La crise que rencontrent actuellement plusieurs pays émergents sur les marchés des changes fait notamment suite au ralentissement de leur croissance économique depuis 2010 (mais elle résulte également du resserrement de la politique monétaire aux Etats-Unis, le fameux « tapering » des achats d’actifs de la Fed). Or, en incitant les banques centrales à resserrer leur politique monétaire pour contrer la fuite des capitaux et les hausses de prix, cette crise est susceptible de dégrader encore davantage les perspectives de croissance des pays émergents, enfermant alors ces derniers dans un véritable cercle vicieux. Le ralentissement de leur activité économique survient d’autant plus inopportunément que la reprise demeure encore particulièrement fragile dans les pays avancés ; en d’autres termes, ces derniers sont incapables d’impulser la croissance mondiale. 
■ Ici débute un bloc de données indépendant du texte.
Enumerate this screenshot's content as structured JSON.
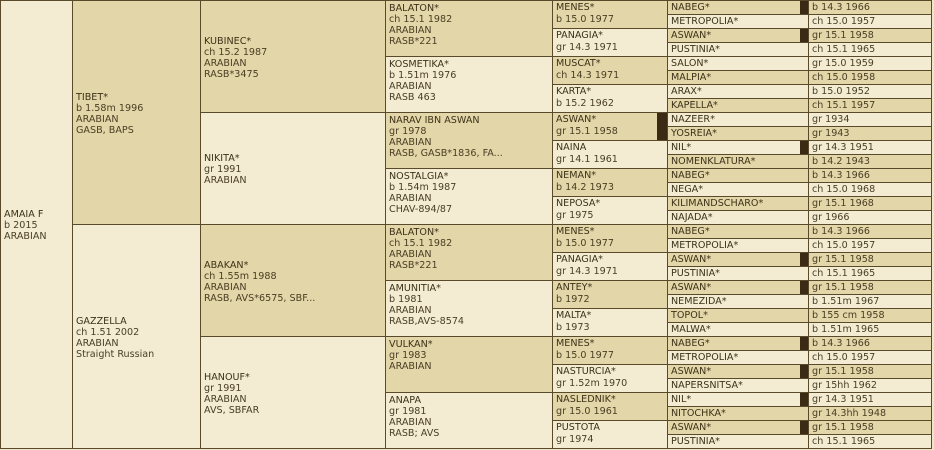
{
  "horse": {
    "name": "AMAIA F",
    "details": [
      "b 2015",
      "ARABIAN"
    ]
  },
  "g1": [
    {
      "name": "TIBET*",
      "details": [
        "b 1.58m 1996",
        "ARABIAN",
        "GASB, BAPS"
      ]
    },
    {
      "name": "GAZZELLA",
      "details": [
        "ch 1.51 2002",
        "ARABIAN",
        "Straight Russian"
      ]
    }
  ],
  "g2": [
    {
      "name": "KUBINEC*",
      "details": [
        "ch 15.2 1987",
        "ARABIAN",
        "RASB*3475"
      ]
    },
    {
      "name": "NIKITA*",
      "details": [
        "gr 1991",
        "ARABIAN"
      ]
    },
    {
      "name": "ABAKAN*",
      "details": [
        "ch 1.55m 1988",
        "ARABIAN",
        "RASB, AVS*6575, SBF..."
      ]
    },
    {
      "name": "HANOUF*",
      "details": [
        "gr 1991",
        "ARABIAN",
        "AVS, SBFAR"
      ]
    }
  ],
  "g3": [
    {
      "name": "BALATON*",
      "details": [
        "ch 15.1 1982",
        "ARABIAN",
        "RASB*221"
      ]
    },
    {
      "name": "KOSMETIKA*",
      "details": [
        "b 1.51m 1976",
        "ARABIAN",
        "RASB 463"
      ]
    },
    {
      "name": "NARAV IBN ASWAN",
      "details": [
        "gr 1978",
        "ARABIAN",
        "RASB, GASB*1836, FA..."
      ]
    },
    {
      "name": "NOSTALGIA*",
      "details": [
        "b 1.54m 1987",
        "ARABIAN",
        "CHAV-894/87"
      ]
    },
    {
      "name": "BALATON*",
      "details": [
        "ch 15.1 1982",
        "ARABIAN",
        "RASB*221"
      ]
    },
    {
      "name": "AMUNITIA*",
      "details": [
        "b 1981",
        "ARABIAN",
        "RASB,AVS-8574"
      ]
    },
    {
      "name": "VULKAN*",
      "details": [
        "gr 1983",
        "ARABIAN"
      ]
    },
    {
      "name": "ANAPA",
      "details": [
        "gr 1981",
        "ARABIAN",
        "RASB; AVS"
      ]
    }
  ],
  "g4": [
    {
      "name": "MENES*",
      "details": [
        "b 15.0 1977"
      ]
    },
    {
      "name": "PANAGIA*",
      "details": [
        "gr 14.3 1971"
      ]
    },
    {
      "name": "MUSCAT*",
      "details": [
        "ch 14.3 1971"
      ]
    },
    {
      "name": "KARTA*",
      "details": [
        "b 15.2 1962"
      ]
    },
    {
      "name": "ASWAN*",
      "details": [
        "gr 15.1 1958"
      ]
    },
    {
      "name": "NAINA",
      "details": [
        "gr 14.1 1961"
      ]
    },
    {
      "name": "NEMAN*",
      "details": [
        "b 14.2 1973"
      ]
    },
    {
      "name": "NEPOSA*",
      "details": [
        "gr 1975"
      ]
    },
    {
      "name": "MENES*",
      "details": [
        "b 15.0 1977"
      ]
    },
    {
      "name": "PANAGIA*",
      "details": [
        "gr 14.3 1971"
      ]
    },
    {
      "name": "ANTEY*",
      "details": [
        "b 1972"
      ]
    },
    {
      "name": "MALTA*",
      "details": [
        "b 1973"
      ]
    },
    {
      "name": "MENES*",
      "details": [
        "b 15.0 1977"
      ]
    },
    {
      "name": "NASTURCIA*",
      "details": [
        "gr 1.52m 1970"
      ]
    },
    {
      "name": "NASLEDNIK*",
      "details": [
        "gr 15.0 1961"
      ]
    },
    {
      "name": "PUSTOTA",
      "details": [
        "gr 1974"
      ]
    }
  ],
  "g5": [
    "NABEG*",
    "METROPOLIA*",
    "ASWAN*",
    "PUSTINIA*",
    "SALON*",
    "MALPIA*",
    "ARAX*",
    "KAPELLA*",
    "NAZEER*",
    "YOSREIA*",
    "NIL*",
    "NOMENKLATURA*",
    "NABEG*",
    "NEGA*",
    "KILIMANDSCHARO*",
    "NAJADA*",
    "NABEG*",
    "METROPOLIA*",
    "ASWAN*",
    "PUSTINIA*",
    "ASWAN*",
    "NEMEZIDA*",
    "TOPOL*",
    "MALWA*",
    "NABEG*",
    "METROPOLIA*",
    "ASWAN*",
    "NAPERSNITSA*",
    "NIL*",
    "NITOCHKA*",
    "ASWAN*",
    "PUSTINIA*"
  ],
  "g6": [
    "b 14.3 1966",
    "ch 15.0 1957",
    "gr 15.1 1958",
    "ch 15.1 1965",
    "gr 15.0 1959",
    "ch 15.0 1958",
    "b 15.0 1952",
    "ch 15.1 1957",
    "gr 1934",
    "gr 1943",
    "gr 14.3 1951",
    "b 14.2 1943",
    "b 14.3 1966",
    "ch 15.0 1968",
    "gr 15.1 1968",
    "gr 1966",
    "b 14.3 1966",
    "ch 15.0 1957",
    "gr 15.1 1958",
    "ch 15.1 1965",
    "gr 15.1 1958",
    "b 1.51m 1967",
    "b 155 cm 1958",
    "b 1.51m 1965",
    "b 14.3 1966",
    "ch 15.0 1957",
    "gr 15.1 1958",
    "gr 15hh 1962",
    "gr 14.3 1951",
    "gr 14.3hh 1948",
    "gr 15.1 1958",
    "ch 15.1 1965"
  ],
  "colors": {
    "dark": "#e3d6a8",
    "light": "#f3ecd2",
    "border": "#5a4a2c",
    "text": "#4a3e24",
    "marker": "#3b2a14"
  }
}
La question est de savoir si ce ralentissement reflète des facteurs purement conjoncturels ou bien également des dynamiques structurelles. La littérature économique a par exemple montré que les crises financières sont susceptibles de dégrader la croissance potentielle, donc de durablement affecter les perspectives de croissance. En ce qui concerne plus spécifiquement les pays émergents, beaucoup craignent que ceux-ci basculent dans une « trappe à revenu intermédiaire » : au cours de l’histoire, plusieurs économies à forte croissance ont fini par stagner dans le club des pays à revenu intermédiaire avant d’avoir pu atteindre le club des pays avancés, or plusieurs pays émergents comme la Chine se rapprochent du niveau de vie autour duquel plusieurs pays comme ceux d’Amérique latine ont basculé dans la stagnation il y a quelques décennies [Aiyar et alii, 2011 ; Eichengreen et alii, 2013]. La faiblesse de la croissance dans les pays avancés pourrait elle-même refléter des facteurs structurels, or sa persistance à moyen terme se répercuterait sur la croissance des pays émergents à travers les échanges commerciaux et les canaux de diffusion de la technologie. 
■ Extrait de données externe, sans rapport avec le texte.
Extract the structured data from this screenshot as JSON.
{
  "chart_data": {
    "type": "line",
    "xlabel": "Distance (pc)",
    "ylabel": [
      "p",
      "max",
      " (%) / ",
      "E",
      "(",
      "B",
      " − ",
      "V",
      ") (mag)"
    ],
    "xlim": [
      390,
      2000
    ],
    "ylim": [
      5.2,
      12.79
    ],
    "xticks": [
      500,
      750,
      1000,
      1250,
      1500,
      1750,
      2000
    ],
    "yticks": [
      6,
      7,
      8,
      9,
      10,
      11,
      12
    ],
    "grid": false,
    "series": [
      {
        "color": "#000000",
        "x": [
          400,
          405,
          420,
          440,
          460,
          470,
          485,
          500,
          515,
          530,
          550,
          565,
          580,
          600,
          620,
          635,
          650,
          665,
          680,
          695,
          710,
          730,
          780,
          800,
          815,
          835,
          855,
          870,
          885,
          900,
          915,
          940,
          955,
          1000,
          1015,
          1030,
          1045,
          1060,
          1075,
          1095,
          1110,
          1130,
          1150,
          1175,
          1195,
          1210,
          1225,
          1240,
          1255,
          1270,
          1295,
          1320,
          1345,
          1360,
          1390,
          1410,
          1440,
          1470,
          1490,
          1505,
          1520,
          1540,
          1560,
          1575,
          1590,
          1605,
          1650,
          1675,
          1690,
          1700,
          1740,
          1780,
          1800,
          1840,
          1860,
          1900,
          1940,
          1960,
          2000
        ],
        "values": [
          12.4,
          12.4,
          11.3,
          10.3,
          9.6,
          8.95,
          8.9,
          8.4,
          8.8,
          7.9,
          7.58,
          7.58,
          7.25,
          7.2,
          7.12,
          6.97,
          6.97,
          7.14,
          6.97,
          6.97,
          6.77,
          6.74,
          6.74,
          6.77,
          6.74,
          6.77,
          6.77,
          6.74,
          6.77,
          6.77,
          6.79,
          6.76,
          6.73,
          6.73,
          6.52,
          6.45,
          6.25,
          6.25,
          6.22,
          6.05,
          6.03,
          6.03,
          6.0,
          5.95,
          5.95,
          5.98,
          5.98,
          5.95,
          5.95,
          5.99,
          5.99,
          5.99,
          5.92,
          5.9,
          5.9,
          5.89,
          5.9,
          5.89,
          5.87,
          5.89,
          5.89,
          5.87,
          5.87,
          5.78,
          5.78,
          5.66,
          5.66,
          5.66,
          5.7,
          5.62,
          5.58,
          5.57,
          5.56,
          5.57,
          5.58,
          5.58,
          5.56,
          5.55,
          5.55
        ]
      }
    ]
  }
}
GRAPHIQUE 1  Taux de croissance annuel moyen du PIB (en %)

Asie-emergente--croissance.png

source : Anand et alii (2014)

Ces problématiques concernent tout particulièrement l’Asie émergente. L’Inde et la Chine ont connu un ralentissement de leur croissance depuis la crise financière mondiale (cf. graphique 1). En Chine, la croissance est passée d’un taux supérieur à 10 % dans les années deux mille à un taux inférieur à 8 % au cours des deux dernières années. En Inde, la croissance est passée d’environ 8 % à 6 % au cours de la même période. Dans les pays de l’ASEAN, les taux de croissance ont été plus faibles que ceux observées avant la crise asiatique. L’inflation n’a qu’à peine ralentit en Inde, or une telle persistance de l’inflation à un niveau élevé suggère selon certains que la croissance potentielle a diminué (cf. graphique 2). L’inflation a par contre plus fortement ralenti en Chine, ce qui rend moins clair si la Chine connait effectivement un ralentissement de la croissance potentielle.

GRAPHIQUE 2  Taux d’inflation annuel moyen (en %)

Asie-emergente--inflation.png

source : Anand et alii (2014)

Rahul Anand, Kevin C. Cheng, Sidra Rehman et Longmei Zhang (2014) ont observé la croissance potentielle de la Chine, de l’Inde et de cinq pays-membres de l’ASEAN, en l’occurrence l’Indonésie, la Malaisie, les Philippines, la Thaïlande et le Vietnam entre 1993 et 2013. Ils rappellent qu’il existe plusieurs manières de définir la croissance « tendancielle » ou « potentielle ». Tout d’abord, elle peut désigner l’estimation purement statistique des tendances suivies par le PIB. Ensuite, elle peut se définir comme le taux de croissance compatible avec la stabilité des prix. Enfin, elle peut être définie comme le taux de croissance de long terme tel qu’il est déterminé par les capacités de production, la technologie et les intrants dans l’économie. Ils déterminent alors de trois manières différentes la croissance potentielle des sept économies de leur échantillon.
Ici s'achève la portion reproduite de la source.